Tangerang Selatan -Pengurus Muaythai Kota Tangerang Selatan mulai memanaskan mesin jelang gelaran Pekan Olahraga Provinsi (Porprov) Banten 2026. Puluhan atlet dan pelatih digembleng dalam agenda Try In Pelatihan Penerapan Aturan Pertandingan yang berlangsung di WTC Mall Serpong, Minggu (20/7/2025).
Kegiatan yang dimulai pukul 13.00 WIB ini bukan sekadar latihan rutin. Para peserta dibekali pemahaman mendalam terkait regulasi pertandingan Muaythai, yang selama ini kerap menjadi titik krusial saat berlaga di kompetisi resmi.

“Ini bagian dari strategi kita. Atlet dan pelatih harus paham betul aturan pertandingan supaya tidak rugi sendiri di atas ring,” ujar Ketua Muaythai Tangsel, Irwan Taufik.

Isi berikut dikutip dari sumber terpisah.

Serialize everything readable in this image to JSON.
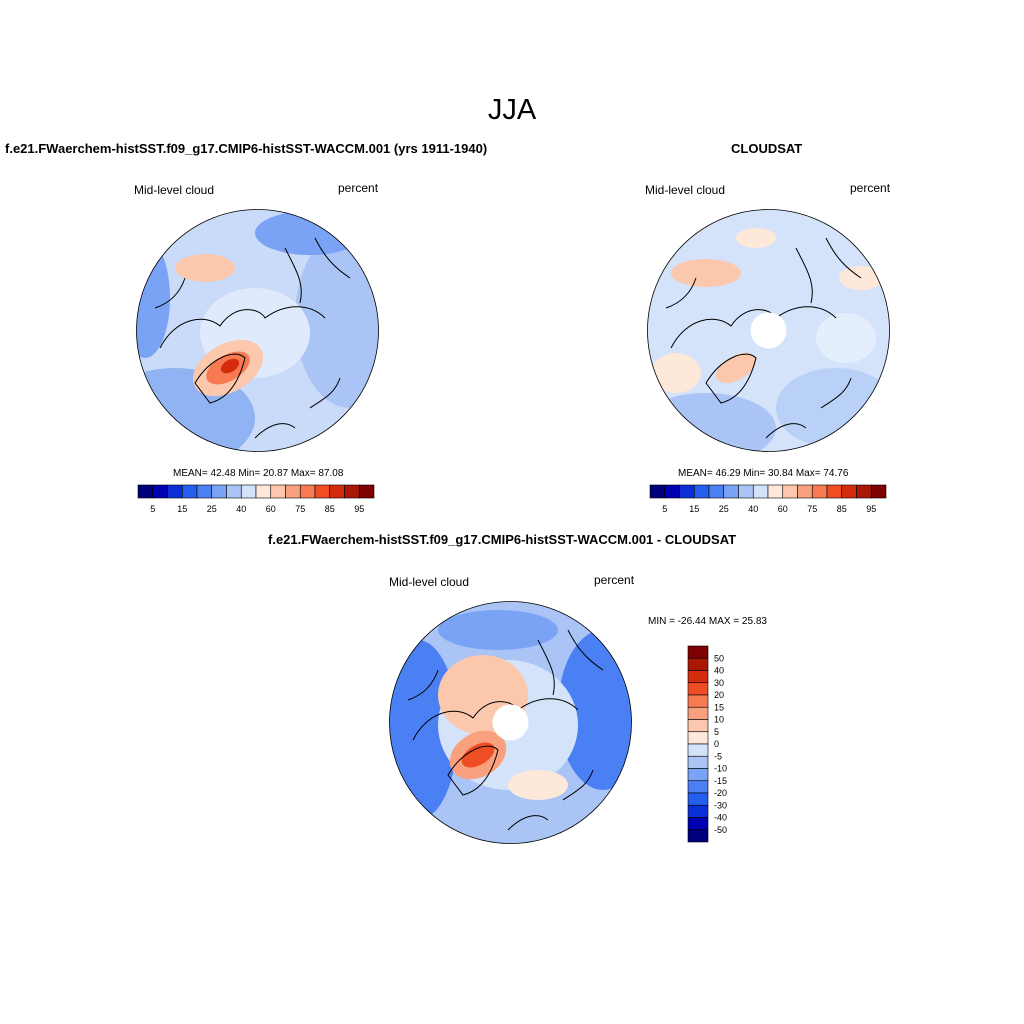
{
  "main_title": "JJA",
  "panels": [
    {
      "title": "f.e21.FWaerchem-histSST.f09_g17.CMIP6-histSST-WACCM.001 (yrs 1911-1940)",
      "left_label": "Mid-level cloud",
      "right_label": "percent",
      "stats": "MEAN=  42.48  Min=  20.87  Max=  87.08",
      "has_pole_hole": false
    },
    {
      "title": "CLOUDSAT",
      "left_label": "Mid-level cloud",
      "right_label": "percent",
      "stats": "MEAN=  46.29  Min=  30.84  Max=  74.76",
      "has_pole_hole": true
    },
    {
      "title": "f.e21.FWaerchem-histSST.f09_g17.CMIP6-histSST-WACCM.001 - CLOUDSAT",
      "left_label": "Mid-level cloud",
      "right_label": "percent",
      "stats": "MIN = -26.44 MAX =  25.83",
      "has_pole_hole": true
    }
  ],
  "colorbar_abs": {
    "colors": [
      "#00007f",
      "#0000b2",
      "#0a2fd6",
      "#245ff0",
      "#4b80f5",
      "#7aa3f5",
      "#aac4f5",
      "#d4e3fa",
      "#fde8da",
      "#fbc8ad",
      "#f9a17e",
      "#f77a52",
      "#ef4d23",
      "#d42b0c",
      "#aa1805",
      "#7f0000"
    ],
    "labels": [
      "5",
      "15",
      "25",
      "40",
      "60",
      "75",
      "85",
      "95"
    ]
  },
  "colorbar_diff": {
    "colors": [
      "#00007f",
      "#0000b2",
      "#0a2fd6",
      "#245ff0",
      "#4b80f5",
      "#7aa3f5",
      "#aac4f5",
      "#d4e3fa",
      "#fde8da",
      "#fbc8ad",
      "#f9a17e",
      "#f77a52",
      "#ef4d23",
      "#d42b0c",
      "#aa1805",
      "#7f0000"
    ],
    "labels": [
      "50",
      "40",
      "30",
      "20",
      "15",
      "10",
      "5",
      "0",
      "-5",
      "-10",
      "-15",
      "-20",
      "-30",
      "-40",
      "-50"
    ]
  }
}
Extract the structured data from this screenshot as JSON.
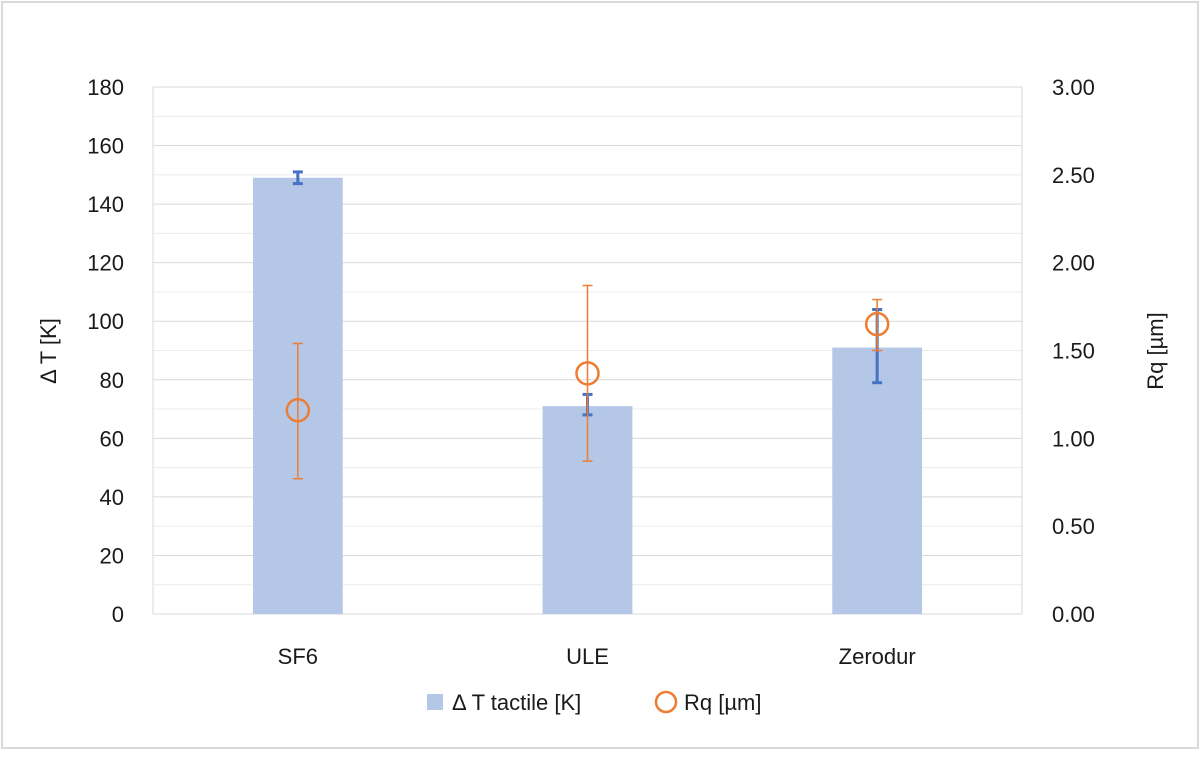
{
  "chart_data": {
    "type": "bar",
    "categories": [
      "SF6",
      "ULE",
      "Zerodur"
    ],
    "series": [
      {
        "name": "Δ T tactile [K]",
        "kind": "bar",
        "axis": "left",
        "values": [
          149,
          71,
          91
        ],
        "error_low": [
          147,
          68,
          79
        ],
        "error_high": [
          151,
          75,
          104
        ],
        "color": "#b4c7e7",
        "error_color": "#4472c4"
      },
      {
        "name": "Rq [µm]",
        "kind": "scatter",
        "marker": "open-circle",
        "axis": "right",
        "values": [
          1.16,
          1.37,
          1.65
        ],
        "error_low": [
          0.77,
          0.87,
          1.5
        ],
        "error_high": [
          1.54,
          1.87,
          1.79
        ],
        "color": "#ed7d31"
      }
    ],
    "y_left": {
      "label": "Δ T [K]",
      "range": [
        0,
        180
      ],
      "ticks": [
        "0",
        "20",
        "40",
        "60",
        "80",
        "100",
        "120",
        "140",
        "160",
        "180"
      ]
    },
    "y_right": {
      "label": "Rq [µm]",
      "range": [
        0,
        3
      ],
      "ticks": [
        "0.00",
        "0.50",
        "1.00",
        "1.50",
        "2.00",
        "2.50",
        "3.00"
      ]
    },
    "grid": true,
    "legend_position": "bottom"
  }
}
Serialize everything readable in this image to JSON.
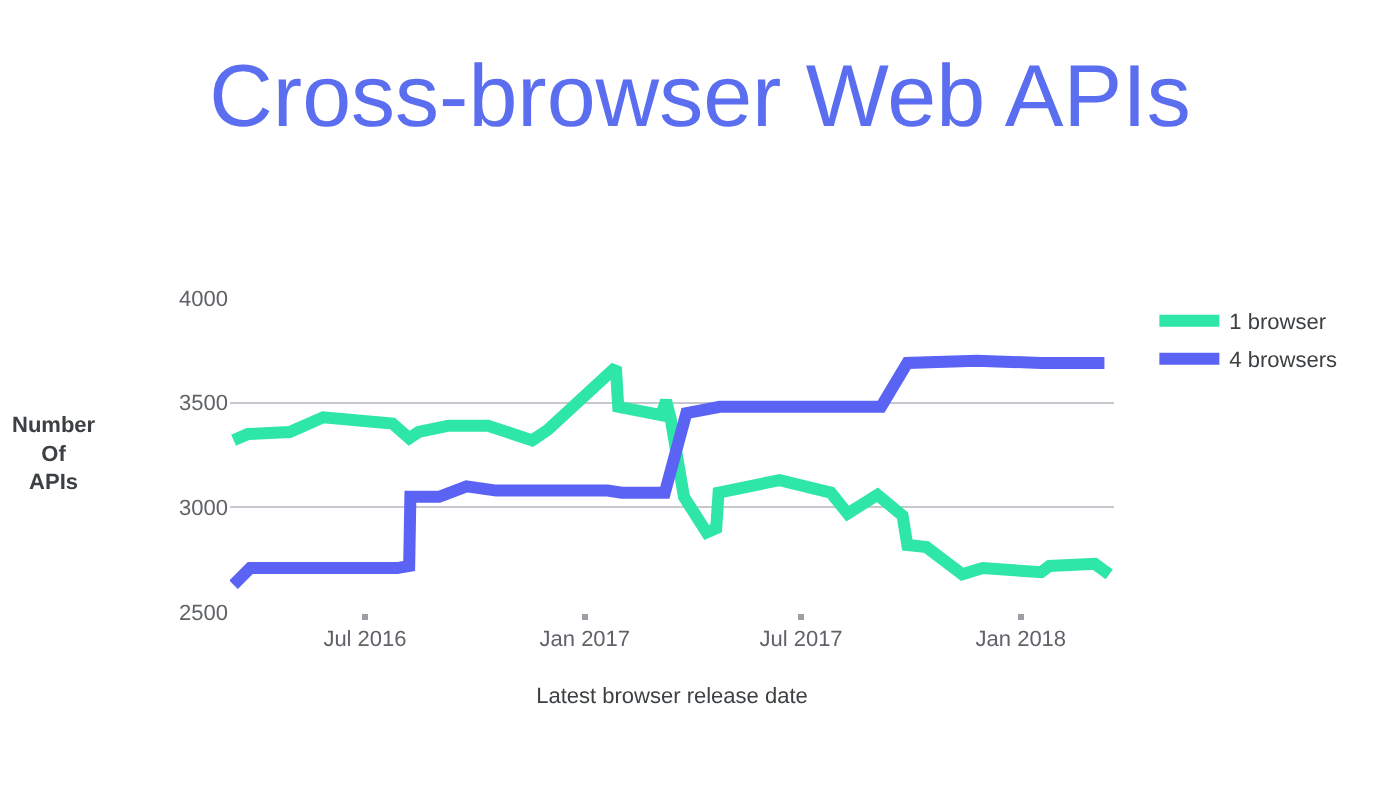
{
  "chart_data": {
    "type": "line",
    "title": "Cross-browser Web APIs",
    "xlabel": "Latest browser release date",
    "ylabel": "Number Of APIs",
    "series": [
      {
        "name": "1 browser",
        "color": "#2ee6a8",
        "x": [
          "2016-03-13",
          "2016-03-25",
          "2016-04-29",
          "2016-05-27",
          "2016-07-24",
          "2016-08-07",
          "2016-08-15",
          "2016-09-09",
          "2016-10-12",
          "2016-11-18",
          "2016-12-01",
          "2017-01-27",
          "2017-01-29",
          "2017-03-06",
          "2017-03-10",
          "2017-03-14",
          "2017-03-25",
          "2017-04-13",
          "2017-04-21",
          "2017-04-23",
          "2017-06-13",
          "2017-07-26",
          "2017-08-09",
          "2017-09-03",
          "2017-09-24",
          "2017-09-28",
          "2017-10-14",
          "2017-11-13",
          "2017-11-30",
          "2018-01-18",
          "2018-01-25",
          "2018-03-04",
          "2018-03-16"
        ],
        "values": [
          3320,
          3350,
          3360,
          3430,
          3400,
          3330,
          3360,
          3390,
          3390,
          3320,
          3370,
          3670,
          3480,
          3440,
          3510,
          3420,
          3050,
          2880,
          2900,
          3070,
          3130,
          3070,
          2970,
          3060,
          2960,
          2820,
          2810,
          2680,
          2710,
          2690,
          2720,
          2730,
          2680
        ]
      },
      {
        "name": "4 browsers",
        "color": "#5b63f5",
        "x": [
          "2016-03-13",
          "2016-03-27",
          "2016-07-28",
          "2016-08-07",
          "2016-08-08",
          "2016-09-01",
          "2016-09-24",
          "2016-10-19",
          "2017-01-20",
          "2017-02-01",
          "2017-03-06",
          "2017-03-09",
          "2017-03-27",
          "2017-04-24",
          "2017-09-06",
          "2017-09-28",
          "2017-11-25",
          "2018-01-18",
          "2018-03-12"
        ],
        "values": [
          2630,
          2710,
          2710,
          2720,
          3050,
          3050,
          3100,
          3080,
          3080,
          3070,
          3070,
          3070,
          3450,
          3480,
          3480,
          3690,
          3700,
          3690,
          3690
        ]
      }
    ],
    "xlim": [
      "2016-03-10",
      "2018-03-20"
    ],
    "xticks": [
      {
        "value": "2016-07-01",
        "label": "Jul 2016"
      },
      {
        "value": "2017-01-01",
        "label": "Jan 2017"
      },
      {
        "value": "2017-07-01",
        "label": "Jul 2017"
      },
      {
        "value": "2018-01-01",
        "label": "Jan 2018"
      }
    ],
    "ylim": [
      2500,
      4000
    ],
    "yticks": [
      2500,
      3000,
      3500,
      4000
    ],
    "grid": "y",
    "legend": "top right",
    "marker": "none",
    "line_style": "solid"
  }
}
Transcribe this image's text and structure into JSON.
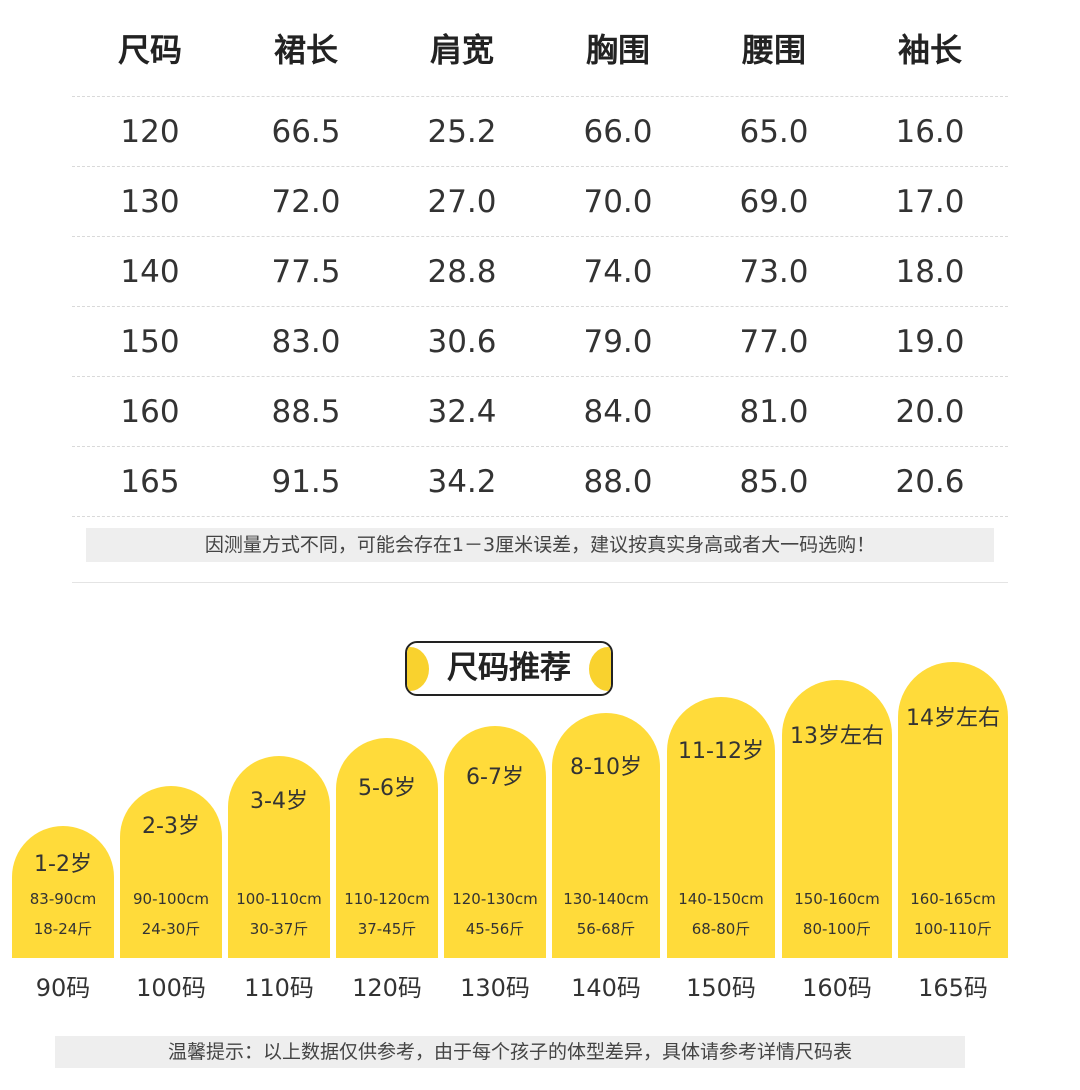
{
  "table": {
    "headers": [
      "尺码",
      "裙长",
      "肩宽",
      "胸围",
      "腰围",
      "袖长"
    ],
    "rows": [
      [
        "120",
        "66.5",
        "25.2",
        "66.0",
        "65.0",
        "16.0"
      ],
      [
        "130",
        "72.0",
        "27.0",
        "70.0",
        "69.0",
        "17.0"
      ],
      [
        "140",
        "77.5",
        "28.8",
        "74.0",
        "73.0",
        "18.0"
      ],
      [
        "150",
        "83.0",
        "30.6",
        "79.0",
        "77.0",
        "19.0"
      ],
      [
        "160",
        "88.5",
        "32.4",
        "84.0",
        "81.0",
        "20.0"
      ],
      [
        "165",
        "91.5",
        "34.2",
        "88.0",
        "85.0",
        "20.6"
      ]
    ]
  },
  "notes": {
    "measure": "因测量方式不同，可能会存在1－3厘米误差，建议按真实身高或者大一码选购！",
    "tip": "温馨提示：以上数据仅供参考，由于每个孩子的体型差异，具体请参考详情尺码表"
  },
  "recommend": {
    "title": "尺码推荐",
    "items": [
      {
        "age": "1-2岁",
        "height": "83-90cm",
        "weight": "18-24斤",
        "size": "90码"
      },
      {
        "age": "2-3岁",
        "height": "90-100cm",
        "weight": "24-30斤",
        "size": "100码"
      },
      {
        "age": "3-4岁",
        "height": "100-110cm",
        "weight": "30-37斤",
        "size": "110码"
      },
      {
        "age": "5-6岁",
        "height": "110-120cm",
        "weight": "37-45斤",
        "size": "120码"
      },
      {
        "age": "6-7岁",
        "height": "120-130cm",
        "weight": "45-56斤",
        "size": "130码"
      },
      {
        "age": "8-10岁",
        "height": "130-140cm",
        "weight": "56-68斤",
        "size": "140码"
      },
      {
        "age": "11-12岁",
        "height": "140-150cm",
        "weight": "68-80斤",
        "size": "150码"
      },
      {
        "age": "13岁左右",
        "height": "150-160cm",
        "weight": "80-100斤",
        "size": "160码"
      },
      {
        "age": "14岁左右",
        "height": "160-165cm",
        "weight": "100-110斤",
        "size": "165码"
      }
    ]
  },
  "colors": {
    "accent": "#ffdb3a",
    "note_bg": "#eeeeee"
  }
}
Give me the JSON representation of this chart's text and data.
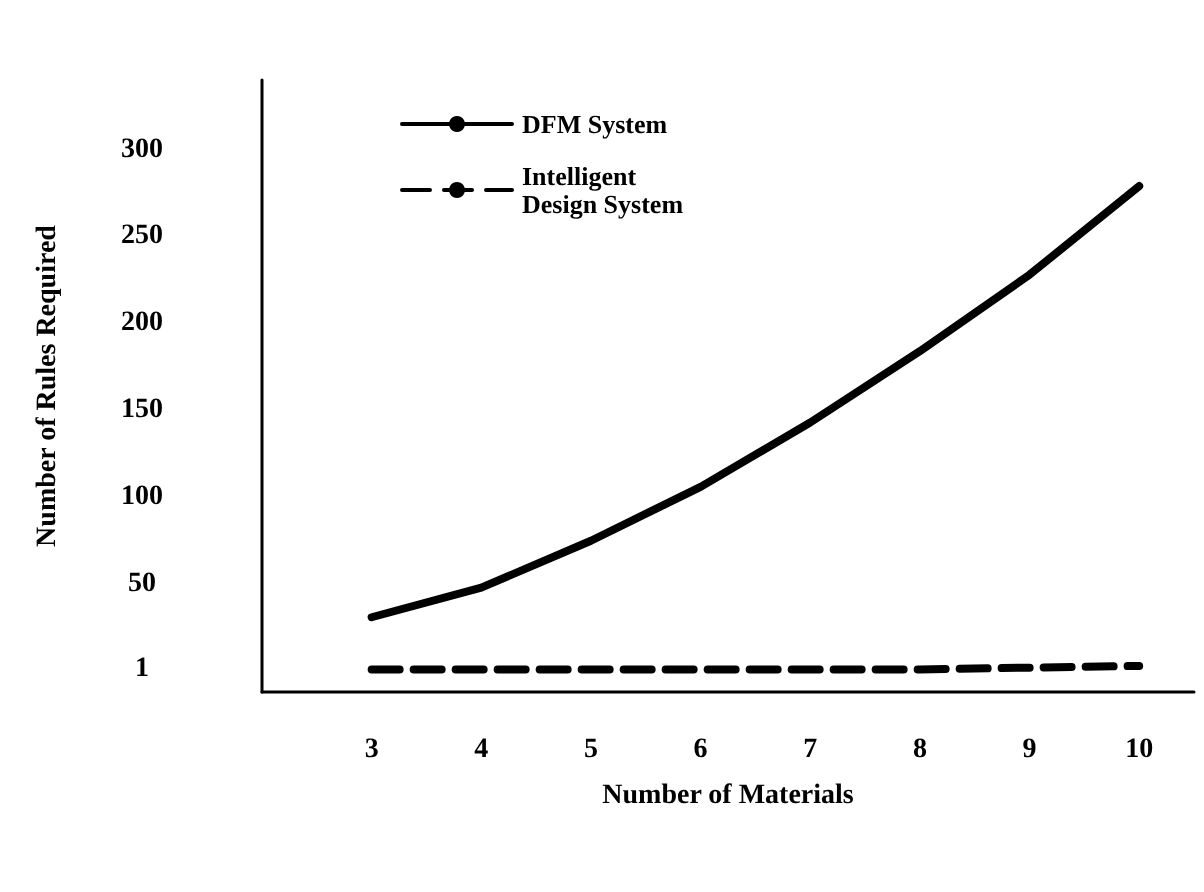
{
  "chart_data": {
    "type": "line",
    "xlabel": "Number of Materials",
    "ylabel": "Number of Rules Required",
    "x": [
      3,
      4,
      5,
      6,
      7,
      8,
      9,
      10
    ],
    "series": [
      {
        "name": "DFM System",
        "color": "#000000",
        "line_style": "solid",
        "values": [
          31,
          48,
          75,
          106,
          143,
          184,
          228,
          279
        ]
      },
      {
        "name": "Intelligent\nDesign System",
        "color": "#000000",
        "line_style": "dashed",
        "values": [
          1,
          1,
          1,
          1,
          1,
          1,
          2,
          3
        ]
      }
    ],
    "xlim": [
      2,
      10.5
    ],
    "xticks": [
      3,
      4,
      5,
      6,
      7,
      8,
      9,
      10
    ],
    "ylim": [
      -12,
      340
    ],
    "yticks": [
      1,
      50,
      100,
      150,
      200,
      250,
      300
    ],
    "grid": false,
    "legend": "top left",
    "marker": "none"
  }
}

Irwan menegaskan, penguasaan teknik tanding saja tidak cukup. Setiap petarung Muaythai Tangsel harus memiliki pemahaman terhadap aturan pertandingan sekaligus kesiapan mental. Semua itu wajib dimiliki sebagai satu paket kemampuan yang utuh.
“Kita tidak mau sekadar ikut. Target kita jelas, Muaythai Tangsel harus berbicara banyak dan meraih hasil maksimal di Porprov 2026,” tegasnya.

Try In kali ini diikuti sekitar 80 atlet dari empat Pengcab Muaythai di Banten serta sejumlah camp dari wilayah sekitar Tangsel. Menurut Irwan, kegiatan ini sekaligus menjadi ajang pemanasan awal dan evaluasi kesiapan seluruh tim menghadapi persaingan ketat di Porprov mendatang.
“Ini juga bagian dari program KONI Tangsel dalam roadmap menuju Porprov 2026. Kita ingin memastikan Tangsel bisa menjadi kekuatan dominan di cabang Muaythai dan keluar sebagai juara umum,” jelas Irwan.
Terkait dukungan pembinaan dari KONI Tangerang Selatan, Irwan memastikan seluruh proses pembinaan berjalan sesuai jalur. Termasuk soal pembiayaan yang kini telah dilakukan secara cashless dan transparan.
Irwan juga menyoroti pentingnya keberlanjutan program pembinaan, terlebih dengan adanya wacana regenerasi di tubuh KONI Tangsel.
“Kita tahu, lahan dan sarana latihan di Tangsel masih terbatas. Ini tantangan besar buat kami. Harapannya, siapa pun nanti yang memimpin KONI bisa melanjutkan pondasi yang sudah dibangun dan memperkuat lagi di 2026 agar Tangsel bisa keluar sebagai juara umum,” paparnya.
Irwan menegaskan dukungannya terhadap kepemimpinan KONI Tangsel saat ini yang dinilai sudah berjalan baik. Ia berharap kesinambungan program tetap menjadi prioritas bagi pemimpin berikutnya.
“PORPROV ini bukan sekadar ajang olahraga, tapi juga pertaruhan nama baik kota kita. Maka, pemimpin KONI ke depan harus sosok yang berpengalaman dan benar-benar memahami langkah-langkah yang harus dilakukan untuk membawa Tangsel berjaya di 2026,” tutupnya.